IFNαR blockade in BMDCs. Primary BMDCs were infected with WT HSV-1 at an MOI of 0.01. After infection, BMDCs were plated in media containing 5 μg of IFNαR blocking antibody (MAR1-5A3)/ml for the duration of the experiment. At the indicated times postinfection, cells and supernatants were harvested, and virus titers were assayed on Vero cells. The results shown are the mean titers of three independent experiments. *, P <, 0.05; **, P < 0.01.

FIG. 6.

In vitro replication after mixing BMDC populations.

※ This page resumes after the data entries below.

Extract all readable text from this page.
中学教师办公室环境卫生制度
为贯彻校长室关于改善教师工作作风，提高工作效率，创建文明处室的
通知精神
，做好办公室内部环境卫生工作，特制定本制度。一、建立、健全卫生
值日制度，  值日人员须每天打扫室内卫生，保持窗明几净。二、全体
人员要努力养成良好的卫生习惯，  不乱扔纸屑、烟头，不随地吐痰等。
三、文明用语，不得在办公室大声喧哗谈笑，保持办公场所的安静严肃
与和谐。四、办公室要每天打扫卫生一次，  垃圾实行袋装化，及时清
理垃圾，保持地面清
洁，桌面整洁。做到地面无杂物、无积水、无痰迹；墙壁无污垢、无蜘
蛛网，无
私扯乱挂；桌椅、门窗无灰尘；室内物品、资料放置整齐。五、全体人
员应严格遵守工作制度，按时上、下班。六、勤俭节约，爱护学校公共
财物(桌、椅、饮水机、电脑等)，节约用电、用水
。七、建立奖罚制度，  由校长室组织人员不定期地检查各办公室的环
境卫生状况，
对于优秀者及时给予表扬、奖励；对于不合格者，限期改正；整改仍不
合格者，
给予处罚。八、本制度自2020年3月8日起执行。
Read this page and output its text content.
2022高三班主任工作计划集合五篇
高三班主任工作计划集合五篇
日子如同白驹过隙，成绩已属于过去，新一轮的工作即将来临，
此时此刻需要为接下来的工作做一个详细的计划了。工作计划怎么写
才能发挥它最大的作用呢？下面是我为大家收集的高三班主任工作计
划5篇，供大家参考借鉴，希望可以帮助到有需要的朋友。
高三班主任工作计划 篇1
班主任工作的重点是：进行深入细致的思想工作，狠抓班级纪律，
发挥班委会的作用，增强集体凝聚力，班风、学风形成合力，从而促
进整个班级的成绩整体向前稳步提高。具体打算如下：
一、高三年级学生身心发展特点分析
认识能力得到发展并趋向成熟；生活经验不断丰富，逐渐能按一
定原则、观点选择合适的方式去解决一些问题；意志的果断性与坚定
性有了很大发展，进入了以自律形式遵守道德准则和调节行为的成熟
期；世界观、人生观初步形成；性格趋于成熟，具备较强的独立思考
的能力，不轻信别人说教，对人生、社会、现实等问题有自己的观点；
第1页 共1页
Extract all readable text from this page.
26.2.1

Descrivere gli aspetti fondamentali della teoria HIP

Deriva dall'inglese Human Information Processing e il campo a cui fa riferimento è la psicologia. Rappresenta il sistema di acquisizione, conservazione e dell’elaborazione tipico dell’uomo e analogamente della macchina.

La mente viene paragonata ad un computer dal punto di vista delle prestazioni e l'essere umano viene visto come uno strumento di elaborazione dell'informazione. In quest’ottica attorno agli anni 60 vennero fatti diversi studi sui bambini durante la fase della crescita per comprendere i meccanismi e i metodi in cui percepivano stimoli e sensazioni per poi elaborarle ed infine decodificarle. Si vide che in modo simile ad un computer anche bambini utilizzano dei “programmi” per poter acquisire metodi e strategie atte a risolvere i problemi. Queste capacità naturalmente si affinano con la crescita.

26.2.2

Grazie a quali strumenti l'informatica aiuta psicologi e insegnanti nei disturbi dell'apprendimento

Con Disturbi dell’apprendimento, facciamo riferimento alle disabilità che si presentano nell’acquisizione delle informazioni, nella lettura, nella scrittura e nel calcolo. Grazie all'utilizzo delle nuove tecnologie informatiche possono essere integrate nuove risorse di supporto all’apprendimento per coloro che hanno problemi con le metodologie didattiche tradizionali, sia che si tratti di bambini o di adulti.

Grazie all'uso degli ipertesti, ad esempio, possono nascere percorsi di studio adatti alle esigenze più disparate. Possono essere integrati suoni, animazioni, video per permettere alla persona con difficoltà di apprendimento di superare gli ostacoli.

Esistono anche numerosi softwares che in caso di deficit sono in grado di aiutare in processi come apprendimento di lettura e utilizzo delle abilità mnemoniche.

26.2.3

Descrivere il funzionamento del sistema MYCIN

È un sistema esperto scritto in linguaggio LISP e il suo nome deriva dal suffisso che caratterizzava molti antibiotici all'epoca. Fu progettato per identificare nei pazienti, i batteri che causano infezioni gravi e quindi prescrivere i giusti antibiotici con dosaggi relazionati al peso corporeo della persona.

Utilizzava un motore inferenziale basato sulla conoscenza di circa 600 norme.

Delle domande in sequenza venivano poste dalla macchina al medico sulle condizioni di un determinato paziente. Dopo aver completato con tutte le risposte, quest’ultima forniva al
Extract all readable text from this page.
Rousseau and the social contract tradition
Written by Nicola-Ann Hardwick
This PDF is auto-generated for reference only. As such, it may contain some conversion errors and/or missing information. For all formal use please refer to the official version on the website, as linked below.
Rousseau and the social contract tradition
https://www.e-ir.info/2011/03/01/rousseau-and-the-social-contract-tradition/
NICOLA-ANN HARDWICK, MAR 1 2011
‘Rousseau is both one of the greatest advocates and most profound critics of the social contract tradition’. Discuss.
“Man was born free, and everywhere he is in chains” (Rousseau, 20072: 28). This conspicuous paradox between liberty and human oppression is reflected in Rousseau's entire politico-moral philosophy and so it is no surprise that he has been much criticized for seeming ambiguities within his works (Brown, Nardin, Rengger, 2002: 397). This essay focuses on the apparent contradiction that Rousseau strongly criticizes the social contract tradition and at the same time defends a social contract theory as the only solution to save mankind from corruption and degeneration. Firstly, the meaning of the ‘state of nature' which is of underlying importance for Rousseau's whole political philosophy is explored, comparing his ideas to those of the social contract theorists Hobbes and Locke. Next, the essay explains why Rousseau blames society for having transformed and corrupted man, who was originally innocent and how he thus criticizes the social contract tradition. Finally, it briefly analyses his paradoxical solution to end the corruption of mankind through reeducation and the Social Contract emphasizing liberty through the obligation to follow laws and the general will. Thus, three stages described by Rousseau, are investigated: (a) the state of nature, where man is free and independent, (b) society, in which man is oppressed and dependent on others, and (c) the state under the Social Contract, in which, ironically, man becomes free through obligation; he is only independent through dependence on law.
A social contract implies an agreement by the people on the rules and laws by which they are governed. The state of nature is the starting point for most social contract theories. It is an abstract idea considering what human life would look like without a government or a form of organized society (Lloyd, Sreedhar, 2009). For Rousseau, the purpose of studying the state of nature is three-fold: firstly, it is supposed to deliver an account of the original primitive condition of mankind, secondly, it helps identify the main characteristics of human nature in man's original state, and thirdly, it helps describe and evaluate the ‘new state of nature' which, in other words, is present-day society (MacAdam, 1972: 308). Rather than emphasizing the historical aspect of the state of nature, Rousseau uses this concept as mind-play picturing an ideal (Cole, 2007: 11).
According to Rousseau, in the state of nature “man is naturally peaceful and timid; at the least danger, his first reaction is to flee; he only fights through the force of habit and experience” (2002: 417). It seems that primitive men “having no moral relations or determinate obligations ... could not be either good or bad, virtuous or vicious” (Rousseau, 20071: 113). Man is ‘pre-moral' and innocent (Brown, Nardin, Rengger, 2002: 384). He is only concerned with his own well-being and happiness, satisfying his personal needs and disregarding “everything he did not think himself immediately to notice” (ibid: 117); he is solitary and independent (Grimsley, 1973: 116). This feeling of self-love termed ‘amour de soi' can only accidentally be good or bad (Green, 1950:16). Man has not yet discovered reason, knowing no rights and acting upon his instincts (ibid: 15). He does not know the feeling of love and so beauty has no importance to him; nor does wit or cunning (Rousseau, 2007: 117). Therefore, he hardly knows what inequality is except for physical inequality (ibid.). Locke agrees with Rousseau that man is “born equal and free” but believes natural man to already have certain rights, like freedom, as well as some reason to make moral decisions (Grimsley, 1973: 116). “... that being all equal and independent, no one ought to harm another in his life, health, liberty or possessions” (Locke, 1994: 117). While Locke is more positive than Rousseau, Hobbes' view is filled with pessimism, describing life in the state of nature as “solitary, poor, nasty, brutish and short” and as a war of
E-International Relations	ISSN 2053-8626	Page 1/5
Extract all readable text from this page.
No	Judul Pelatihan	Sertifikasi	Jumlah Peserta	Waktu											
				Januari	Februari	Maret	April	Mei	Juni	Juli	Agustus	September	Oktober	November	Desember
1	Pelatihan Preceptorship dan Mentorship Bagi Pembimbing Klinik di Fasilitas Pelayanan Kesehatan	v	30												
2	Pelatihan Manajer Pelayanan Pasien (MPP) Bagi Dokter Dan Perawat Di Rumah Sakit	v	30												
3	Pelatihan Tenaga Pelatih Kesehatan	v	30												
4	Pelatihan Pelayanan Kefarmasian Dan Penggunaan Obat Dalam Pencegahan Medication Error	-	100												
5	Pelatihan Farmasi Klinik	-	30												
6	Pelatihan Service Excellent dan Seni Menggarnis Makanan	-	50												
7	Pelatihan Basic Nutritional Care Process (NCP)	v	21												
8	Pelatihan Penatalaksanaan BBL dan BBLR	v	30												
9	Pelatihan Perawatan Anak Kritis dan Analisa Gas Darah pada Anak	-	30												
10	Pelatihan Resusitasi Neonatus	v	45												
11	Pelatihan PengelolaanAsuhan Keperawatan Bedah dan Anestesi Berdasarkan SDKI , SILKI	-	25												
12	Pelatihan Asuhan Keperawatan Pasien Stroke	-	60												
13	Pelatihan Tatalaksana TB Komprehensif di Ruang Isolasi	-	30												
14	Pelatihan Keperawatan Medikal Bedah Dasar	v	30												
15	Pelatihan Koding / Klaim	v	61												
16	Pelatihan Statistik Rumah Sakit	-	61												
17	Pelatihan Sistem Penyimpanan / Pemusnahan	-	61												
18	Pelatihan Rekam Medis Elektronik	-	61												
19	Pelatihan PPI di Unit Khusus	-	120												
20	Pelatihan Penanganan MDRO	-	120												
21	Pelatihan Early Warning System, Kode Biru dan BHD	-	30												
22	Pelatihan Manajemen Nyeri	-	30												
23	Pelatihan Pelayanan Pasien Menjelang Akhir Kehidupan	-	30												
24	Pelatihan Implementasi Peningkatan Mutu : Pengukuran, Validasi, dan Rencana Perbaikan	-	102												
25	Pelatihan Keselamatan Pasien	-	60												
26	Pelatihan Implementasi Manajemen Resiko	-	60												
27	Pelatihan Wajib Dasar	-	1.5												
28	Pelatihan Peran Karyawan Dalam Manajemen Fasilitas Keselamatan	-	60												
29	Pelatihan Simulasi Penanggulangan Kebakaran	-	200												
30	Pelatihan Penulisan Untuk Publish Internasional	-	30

Primary WT and IRF-3^−/− BMDCs were mixed at a 1:1 ratio and infected at an MOI of 0.01. At the indicated times postinfection, cells and supernatants were harvested, and virus titers were assayed on Vero cells. The results shown are the mean titers of three independent experiments. *, P < 0.05.

FIG. 7.

In vitro replication after IFN-β pretreatment of BMDCs. Primary WT and IRF-3^−/− BMDCs were pretreated with 100 U of mouse IFN-β/ml for 16 h. Cells were then infected with WT HSV-1 at an MOI of 0.01. At the indicated times postinfection, cells and supernatants were harvested, and virus titers were assayed on Vero cells. The results shown are the mean titers of three independent experiments. *, P < 0.05; **, P < 0.01.

FIG. 8.

Model for continued defect in IRF-3-deficient BMDCs. Postattachment, HSV-1 infection is recognized through an unknown sensor mechanism that leads to activation of IRF-3. The early recognition pathway mediates the production of type I IFN- and IRF-3-dependent ISGs, leading to the control of HSV-1 replication via the type I IFN cascade. However, pretreatment with IFN does not restore HSV-1 replication in IRF-3^−/− BMDCs to WT levels. The continued defect is potentially due to three, nonexclusive mechanisms outlined in white squares: defective IFN amplification, defective antiviral trigger signaling, and IRF-3-dependent gene synergy with the antiviral response. One or more of these mechanisms leads to continued defect in the control of HSV-1 replication in IRF-3^−/− BMDCs compared to WT BMDCs after IFN treatment.